La rodilla consta de varias partes, como huesos, cartílago, músculos, ligamentos y tendones, todas ellas funcionando como si fueran una. O sea que, cuando hablamos de una lesión de rodilla, puede estar dañada o sobrecargada cualquiera de estas partes.
La rodilla se encuentra en medio de tres huesos: la tibia (el hueso de la espinilla), el fémur (el hueso del muslo), y la rótula (el hueso que está en el centro de la articulación). La rótula es un hueso plano y redondo que protege la articulación de la rodilla.

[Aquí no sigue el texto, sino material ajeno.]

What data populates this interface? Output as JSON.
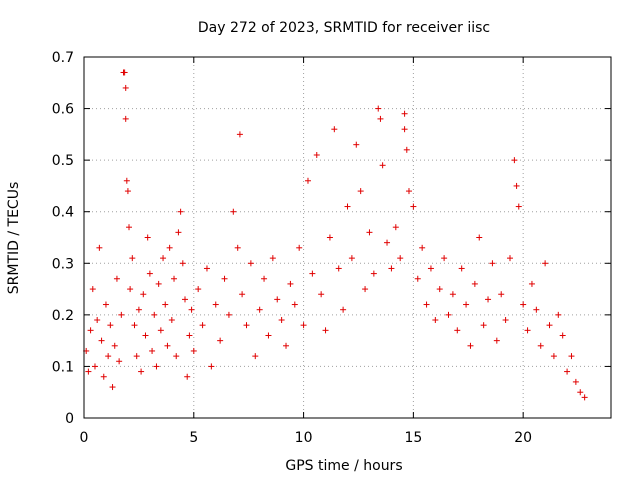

Los extremos del fémur y la rótula están cubiertos de cartílago articular (piensa en la parte blanca que rodea el extremo de una pata de pollo). El cartílago articular actúa como una especie de almohadón, impidiendo el rozamiento entre el fémur, la rótula y la tibia. En la parte superior de la tibia, unas almohadillas adicionales de cartílago, denominadas meniscos, ayudan a absorber el peso del cuerpo. Cada rodilla tiene dos meniscos: el interno (medial) y el externo (lateral)
Músculos
Los músculos que hay alrededor de la rodilla incluyen el cuadriceps (un grupo de cuatro músculos ubicado en la parte anterior del muslo) y el isquiotibial, ubicado en la parte posterior del muslo. El cuadriceps ayuda a enderezar y extender la pierna, mientras que el isquiotibial ayuda a flexionar la rodilla.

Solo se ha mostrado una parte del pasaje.